Ian Tracey's talent is to transform Jimmy Reardon, a thug and drug dealer into a sympathetic character. Some would even say would say Reardon is a compassionate character but his compassion is reserved for those who serve him well. Reardon even confides in his partner that he genuinely likes his nemesis Mary Spalding, but one wonders if he's merely assessing Spalding's value as an asset to his criminal counter- intelligence operation. Despite Reardon's easy going likability, he never strays too far from his ruthless impulses toward any rival who invades his turf to take his castle to plunder his wealth and do harm to himself, his loved ones or his partners in crime. Mary Spalding has her own set of enemies in her law enforcement agency and many of Spalding's bureaucratic rivals are every bit as despicable and cut-throat as Reardon's rivals in organized crime.
Chris Haddock's creative ideas and writing are a key element of the show but it's the acting chemistry between Klea Scott and Ian Tracey that makes "Intelligence" such a remarkable show. In many ways Scott's Mary Spalding character and Tracey's Jimmy Reardon characters are mirrored images of each other. Both characters are highly intelligent and overly ambitious fixers who know how to use power to get other people to do their bidding. In another life Mary and Jimmy could have been soul mates.
Paradoxically, neither Spalding nor Reardon have great deal of respect for the formal line of demarcation that separates the law enforcement agent from the common criminal. Mary Spalding is pragmatic enough to tolerate the success of an upper-tier cannabis dealer like Reardon because she has bigger fish to fry in the world of organized crime. Why not win the confidence of Reardon?
Spalding's logic is built on the assumption that the survival Reardon's criminal enterprise is equally threatened by the same forces of evil who would do murder and mayhem to innocent members of society at large. In a sense, Reardon is an ethical criminal because he doesn't intentionally prey on the innocent or destroy the fabric of the prevailing social order to make his living. Even so, sh*t happens and innocent civilians get damaged as a result of Reardon's chosen vocation as a career criminal. The same charges could be leveled against any C.E.O. of a Fortune 500 company.
It's this highly unorthodox pact of non-aggression formed between cop and criminal on the basis of mutual self interest, the makes "Intelligence" such a fascinating show to watch. At times it's hard to tell who's the hunter and who's the game. Both players are willing sacrifice the niceties of ethical behavior to their own ferocious ambition. Spalding and Reardon form the same kind of unholy alliance used by nearly all upwardly mobile and ambitious people in everyday life to defeat their ruthless competitors who seek to replace them on the throne, be it in organized crime, law enforcement, or the more mundane world of business. Sleeping with the enemy is an highly effective career strategy for those who can survive the hazards of doing so.

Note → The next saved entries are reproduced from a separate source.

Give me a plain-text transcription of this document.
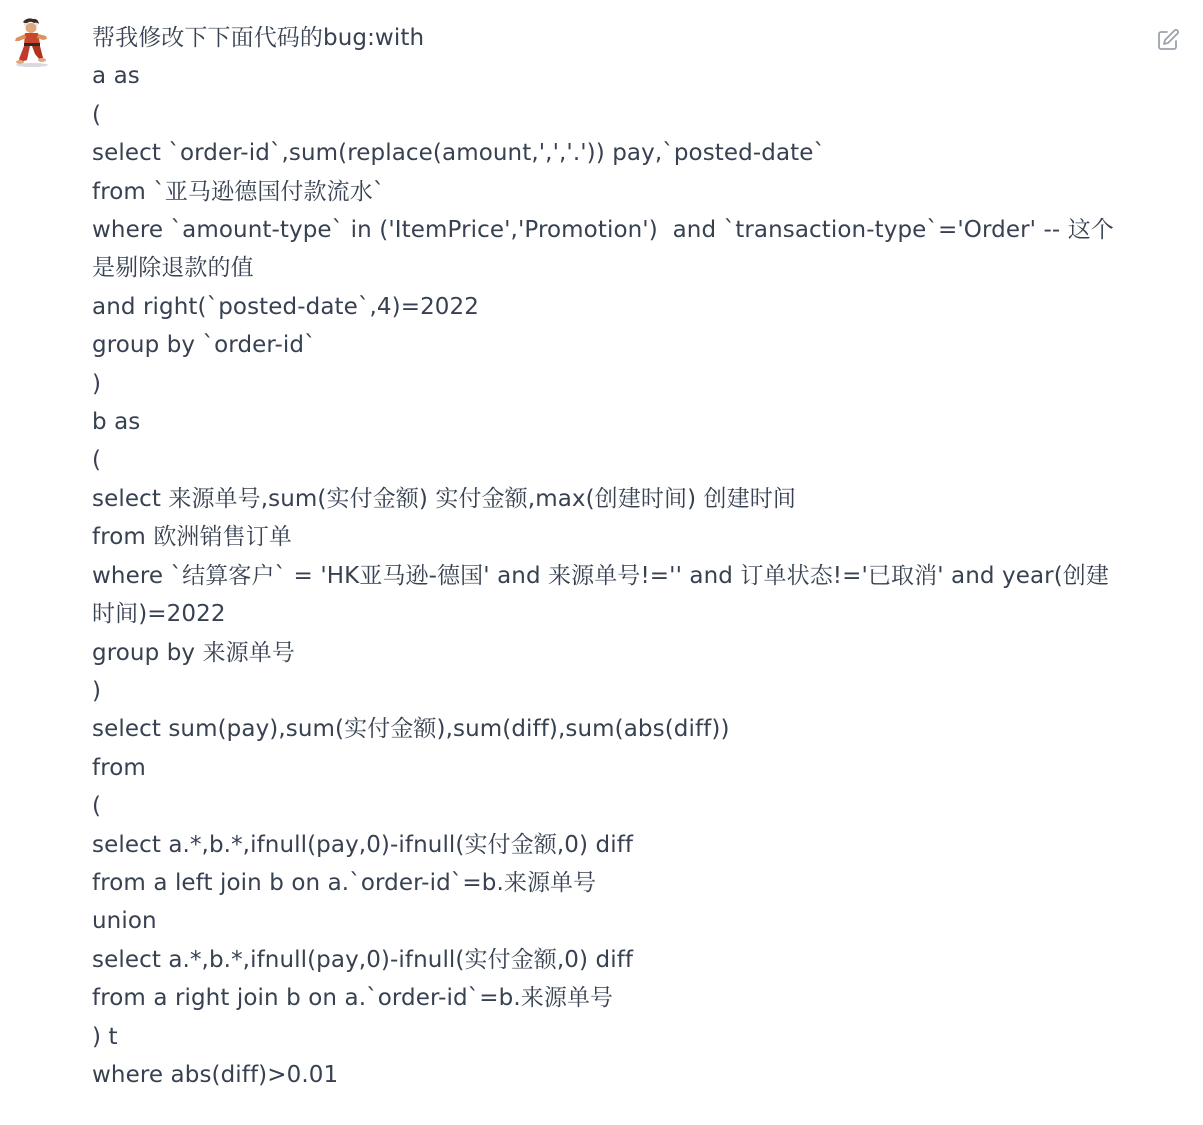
帮我修改下下面代码的bug:with
a as
(
select `order-id`,sum(replace(amount,',','.')) pay,`posted-date`
from `亚马逊德国付款流水`
where `amount-type` in ('ItemPrice','Promotion')  and `transaction-type`='Order' -- 这个是剔除退款的值
and right(`posted-date`,4)=2022
group by `order-id`
)
b as
(
select 来源单号,sum(实付金额) 实付金额,max(创建时间) 创建时间
from 欧洲销售订单
where `结算客户` = 'HK亚马逊-德国' and 来源单号!='' and 订单状态!='已取消' and year(创建时间)=2022
group by 来源单号
)
select sum(pay),sum(实付金额),sum(diff),sum(abs(diff))
from
(
select a.*,b.*,ifnull(pay,0)-ifnull(实付金额,0) diff
from a left join b on a.`order-id`=b.来源单号
union
select a.*,b.*,ifnull(pay,0)-ifnull(实付金额,0) diff
from a right join b on a.`order-id`=b.来源单号
) t
where abs(diff)>0.01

The most intriguing aspect of "Intelligence" is the dance of seduction between Mary Spalding & Jimmy Reardon. It's the story of a scary smart female operative who attempts to win the confidence of the perhaps an even smarter male informant by ritualized and sometime unintentional trade of high value intelligence information. Both characters are inside traders who traffic in the world's most valuable currency: information. Ultimately the most intelligent player who builds the most effective intelligence network will win the game. Everyone else is a pawn in this game. It was a wondrous and harrowing ride through the two seasons of "Intelligence" and I was sad on the day I finally viewed the last episode of the final season. I knew I wouldn't be a crime drama as good as "Intelligence" on any television network for a long long time.